||[Feb. 13th, 2004|01:32 pm]
In my last message, I wrote about a lot of things that were not going right. Some people were concerned, so I thought I'd write an update. (I would have posted earlier but they took our internet access away at work for "security reasons" - although its back now.)|
I fully admit that I don't like chaos and disorganization. I am an INFJ and an extreme J at that. When something isn't going right in my life (and let's face it, no one has a life that goes 100% well 100% of the time), I tend to retreat or find comfort in other areas of my life. When work isn't going well, I'll call a friend. When my romantic life isn't going well, I'll through myself more into ministry. I tend to reach my breaking point, not when something super-huge goes wrong, but when 10 million little things start going wrong in every area of my life. When ministry, work, social relationships, family hobbies, and my weight/health all go wrong at the same time and their is no safe area to retreat into, then I tend to fall into depression or over-eat or both.
I think Monday was a high-water mark on the stress meter. Since then:
-The guy who runs Ottawa InnerCity Ministries called me back and is staying for pizza with the Youth Group on the 22. (The 21st is still disorganized, but at least I have one activity organized this month.)
-I did find someone to replace the person who couldn't do nursery on Sunday
-I had a great chat with the group who uses the nursery on Tuesdays and I think things are going to be left neater from now on.
-The SCA days are getting organized. I have something lined up for the 29th and March 14th. Now I just have to write up a message for the webpage.
-Acorn-girl made me realized how much I have learned about costuming in the last few years.

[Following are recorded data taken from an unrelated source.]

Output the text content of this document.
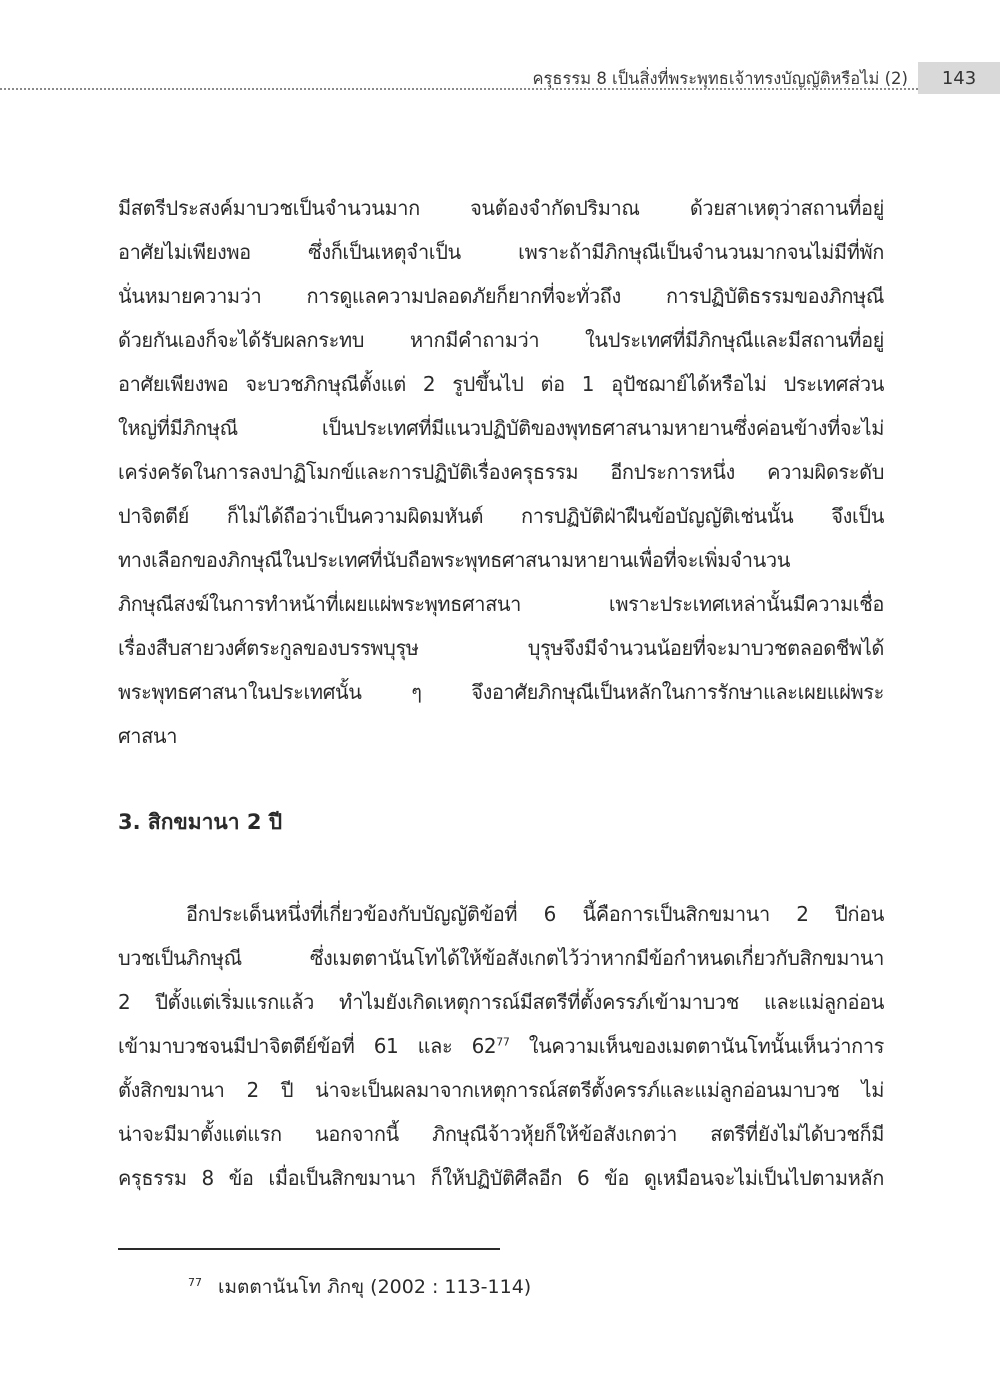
ครุธรรม 8 เป็นสิ่งที่พระพุทธเจ้าทรงบัญญัติหรือไม่ (2)	143
มีสตรีประสงค์มาบวชเป็นจำนวนมาก จนต้องจำกัดปริมาณ ด้วยสาเหตุว่าสถานที่อยู่
อาศัยไม่เพียงพอ ซึ่งก็เป็นเหตุจำเป็น เพราะถ้ามีภิกษุณีเป็นจำนวนมากจนไม่มีที่พัก
นั่นหมายความว่า การดูแลความปลอดภัยก็ยากที่จะทั่วถึง การปฏิบัติธรรมของภิกษุณี
ด้วยกันเองก็จะได้รับผลกระทบ หากมีคำถามว่า ในประเทศที่มีภิกษุณีและมีสถานที่อยู่
อาศัยเพียงพอ จะบวชภิกษุณีตั้งแต่ 2 รูปขึ้นไป ต่อ 1 อุปัชฌาย์ได้หรือไม่ ประเทศส่วน
ใหญ่ที่มีภิกษุณี เป็นประเทศที่มีแนวปฏิบัติของพุทธศาสนามหายานซึ่งค่อนข้างที่จะไม่
เคร่งครัดในการลงปาฏิโมกข์และการปฏิบัติเรื่องครุธรรม อีกประการหนึ่ง ความผิดระดับ
ปาจิตตีย์ ก็ไม่ได้ถือว่าเป็นความผิดมหันต์ การปฏิบัติฝ่าฝืนข้อบัญญัติเช่นนั้น จึงเป็น
ทางเลือกของภิกษุณีในประเทศที่นับถือพระพุทธศาสนามหายานเพื่อที่จะเพิ่มจำนวน
ภิกษุณีสงฆ์ในการทำหน้าที่เผยแผ่พระพุทธศาสนา เพราะประเทศเหล่านั้นมีความเชื่อ
เรื่องสืบสายวงศ์ตระกูลของบรรพบุรุษ บุรุษจึงมีจำนวนน้อยที่จะมาบวชตลอดชีพได้
พระพุทธศาสนาในประเทศนั้น ๆ จึงอาศัยภิกษุณีเป็นหลักในการรักษาและเผยแผ่พระ
ศาสนา
3. สิกขมานา 2 ปี
อีกประเด็นหนึ่งที่เกี่ยวข้องกับบัญญัติข้อที่ 6 นี้คือการเป็นสิกขมานา 2 ปีก่อน
บวชเป็นภิกษุณี ซึ่งเมตตานันโทได้ให้ข้อสังเกตไว้ว่าหากมีข้อกำหนดเกี่ยวกับสิกขมานา
2 ปีตั้งแต่เริ่มแรกแล้ว ทำไมยังเกิดเหตุการณ์มีสตรีที่ตั้งครรภ์เข้ามาบวช และแม่ลูกอ่อน
เข้ามาบวชจนมีปาจิตตีย์ข้อที่ 61 และ $62^{77}$ ในความเห็นของเมตตานันโทนั้นเห็นว่าการ
ตั้งสิกขมานา 2 ปี น่าจะเป็นผลมาจากเหตุการณ์สตรีตั้งครรภ์และแม่ลูกอ่อนมาบวช ไม่
น่าจะมีมาตั้งแต่แรก นอกจากนี้ ภิกษุณีจ้าวหุ้ยก็ให้ข้อสังเกตว่า สตรีที่ยังไม่ได้บวชก็มี
ครุธรรม 8 ข้อ เมื่อเป็นสิกขมานา ก็ให้ปฏิบัติศีลอีก 6 ข้อ ดูเหมือนจะไม่เป็นไปตามหลัก
$^{77}$ เมตตานันโท ภิกขุ (2002 : 113-114)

While I still am no where near Helen's level, realizing how far I've come from where I started from gives me more confidence about teaching at Practicum.
-Acorn-girl also told me how much she likes the costuming I've done to date - so I guess other people don't see the flaws in my work the way that I do.
-I am down 4 pounds since I started my diet on January 12. Four pounds is not the world's greatest weight loss, but it beats gaining 4 pounds.
Lots of things still uncertain and disorganized, but that is a part of life. I have a lot of things I want to accomplish this weekend and we'll see how it goes. I will be less stressed-out when Practicum is over. I suppose one good thing about doing something new is that you only have to do something for the first time once. Next time when I teach (and let's face it - knowing me, there will be a next time), I will have already taught 2 courses and will have that much more experience. I was like this the first time I taught Sunday school, the first time I argued a motion in court, the first time I sang in public, etc.